Baccalà Mantecato
One of my friends’ mother is a really good cook, and whenever I meet her, we always exchange recipes. As a thoroughbred Italian, she knows everything worth knowing about Italian ways of cooking, but once I got the better of her. She had asked, how I prepared Baccalà or dried salted cod, and when I told her, I boiled it in milk with garlic and served it as mash on a piece of toasted bread, she looked crestfallen. That was the most unsavoury, unitalian recipe, she had ever heard of, until I took one of her cookbooks from the shelf and showed her the description of Baccalà Mantecato.

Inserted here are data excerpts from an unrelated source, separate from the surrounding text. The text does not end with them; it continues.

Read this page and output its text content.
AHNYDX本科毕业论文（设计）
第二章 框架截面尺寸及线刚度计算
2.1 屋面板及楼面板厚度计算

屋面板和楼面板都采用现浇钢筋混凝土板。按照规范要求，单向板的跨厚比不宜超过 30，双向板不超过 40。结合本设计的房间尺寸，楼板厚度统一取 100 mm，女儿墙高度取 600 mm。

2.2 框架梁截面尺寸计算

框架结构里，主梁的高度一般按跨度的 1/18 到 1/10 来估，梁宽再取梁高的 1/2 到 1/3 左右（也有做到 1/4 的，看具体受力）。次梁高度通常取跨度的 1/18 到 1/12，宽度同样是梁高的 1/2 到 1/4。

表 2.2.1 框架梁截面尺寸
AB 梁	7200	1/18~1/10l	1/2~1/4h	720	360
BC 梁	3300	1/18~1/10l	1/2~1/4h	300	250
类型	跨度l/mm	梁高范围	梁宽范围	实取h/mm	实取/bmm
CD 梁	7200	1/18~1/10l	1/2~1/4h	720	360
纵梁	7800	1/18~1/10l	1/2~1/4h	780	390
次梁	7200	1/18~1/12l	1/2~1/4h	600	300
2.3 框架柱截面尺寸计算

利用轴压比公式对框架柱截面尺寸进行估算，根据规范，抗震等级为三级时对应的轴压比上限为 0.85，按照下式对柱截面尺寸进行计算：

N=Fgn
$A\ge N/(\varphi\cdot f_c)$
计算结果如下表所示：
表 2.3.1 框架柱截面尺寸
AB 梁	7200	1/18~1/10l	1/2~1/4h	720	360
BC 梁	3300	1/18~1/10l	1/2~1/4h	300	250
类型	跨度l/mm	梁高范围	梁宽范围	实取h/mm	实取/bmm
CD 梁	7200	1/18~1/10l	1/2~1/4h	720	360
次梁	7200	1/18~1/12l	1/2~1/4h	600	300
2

She still maintains that Veneto is so far north that their specialities might as well be stranieri, but I’m sure she would like the antipasti, if she had a chance to taste it. Everybody else does.
Ingredients
200 g of baccalà or stoccafisso (dried salted fish)
1 peeled potato
1 glass of milk
2 cloves of garlic
2 anchovies
Juice of ½ lemon
Olive oil
Capers or olives
Rosemary or parsley
Preparation
Soak the dried fish in water for 24 hours or more until the meat is soft and the salt has been washed out. Change the water at reasonable intervals.
Boil the fish for 30 minutes and let it cool in the water. Remove skin and bones.

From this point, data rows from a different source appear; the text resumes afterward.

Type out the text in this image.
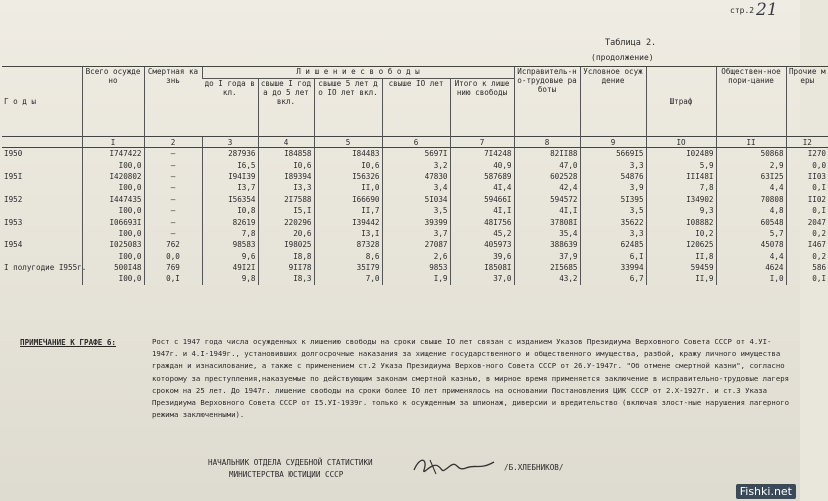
стр.2 21
Таблица 2.
(продолжение)
Г о д ы	Всего осуждено	Смертная казнь	Л и ш е н и е с в о б о д ы					Исправитель-но-трудовые работы	Условное осуждение	Штраф	Обществен-ное пори-цание	Прочие меры
			до I года вкл.	свыше I года до 5 лет вкл.	свыше 5 лет до IO лет вкл.	свыше IO лет	Итого к лишению свободы					
	I	2	3	4	5	6	7	8	9	IO	II	I2
I950	I747422	–	287936	I84858	I84483	5697I	7I4248	82II88	5669I5	I02489	50868	I270
	I00,0	–	I6,5	I0,6	I0,6	3,2	40,9	47,0	3,3	5,9	2,9	0,0
I95I	I420802	–	I94I39	I89394	I56326	47830	587689	602528	54876	III48I	63I25	II03
	I00,0	–	I3,7	I3,3	II,0	3,4	4I,4	42,4	3,9	7,8	4,4	0,I
I952	I447435	–	I56354	2I7588	I66690	5I034	59466I	594572	5I395	I34902	70808	II02
	I00,0	–	I0,8	I5,I	II,7	3,5	4I,I	4I,I	3,5	9,3	4,8	0,I
I953	I06693I	–	82619	220296	I39442	39399	48I756	37808I	35622	I08882	60548	2047
	I00,0	–	7,8	20,6	I3,I	3,7	45,2	35,4	3,3	I0,2	5,7	0,2
I954	I025083	762	98583	I98025	87328	27087	405973	388639	62485	I20625	45078	I467
	I00,0	0,0	9,6	I8,8	8,6	2,6	39,6	37,9	6,I	II,8	4,4	0,2
I полугодие I955г.	500I48	769	49I2I	9II78	35I79	9853	I8508I	2I5685	33994	59459	4624	586
	I00,0	0,I	9,8	I8,3	7,0	I,9	37,0	43,2	6,7	II,9	I,0	0,I
ПРИМЕЧАНИЕ К ГРАФЕ 6:	Рост с 1947 года числа осужденных к лишению свободы на сроки свыше IO лет связан с изданием Указов Президиума Верховного Совета СССР от 4.УI-1947г. и 4.I-1949г., установивших долгосрочные наказания за хищение государственного и общественного имущества, разбой, кражу личного имущества граждан и изнасилование, а также с применением ст.2 Указа Президиума Верхов-ного Совета СССР от 26.У-1947г. "Об отмене смертной казни", согласно которому за преступления,наказуемые по действующим законам смертной казнью, в мирное время применяется заключение в исправительно-трудовые лагеря сроком на 25 лет. До 1947г. лишение свободы на сроки более IO лет применялось на основании Постановления ЦИК СССР от 2.Х-1927г. и ст.3 Указа Президиума Верховного Совета СССР от I5.УI-1939г. только к осужденным за шпионаж, диверсии и вредительство (включая злост-ные нарушения лагерного режима заключенными).
НАЧАЛЬНИК ОТДЕЛА СУДЕБНОЙ СТАТИСТИКИ
МИНИСТЕРСТВА ЮСТИЦИИ СССР
/Б.ХЛЕБНИКОВ/
Fishki.net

Cut the potato in small pieces and boil it with garlic. According to some recipes the potatoes should be boiled in milk from the beginning, but I find that it burns too easily.
When the potatoes are tender, drain off the water; add anchovies, baccalà and milk, and bring the mixture to the boil, while you stir vigorously with a wooden spoon.
Mash the ingredients to a paste adding lemon juice and/or olive oil, if necessary.
Sprinkle with black olives, capers, parsley or rosemary before serving with toasted bread and a dripping of olive oil.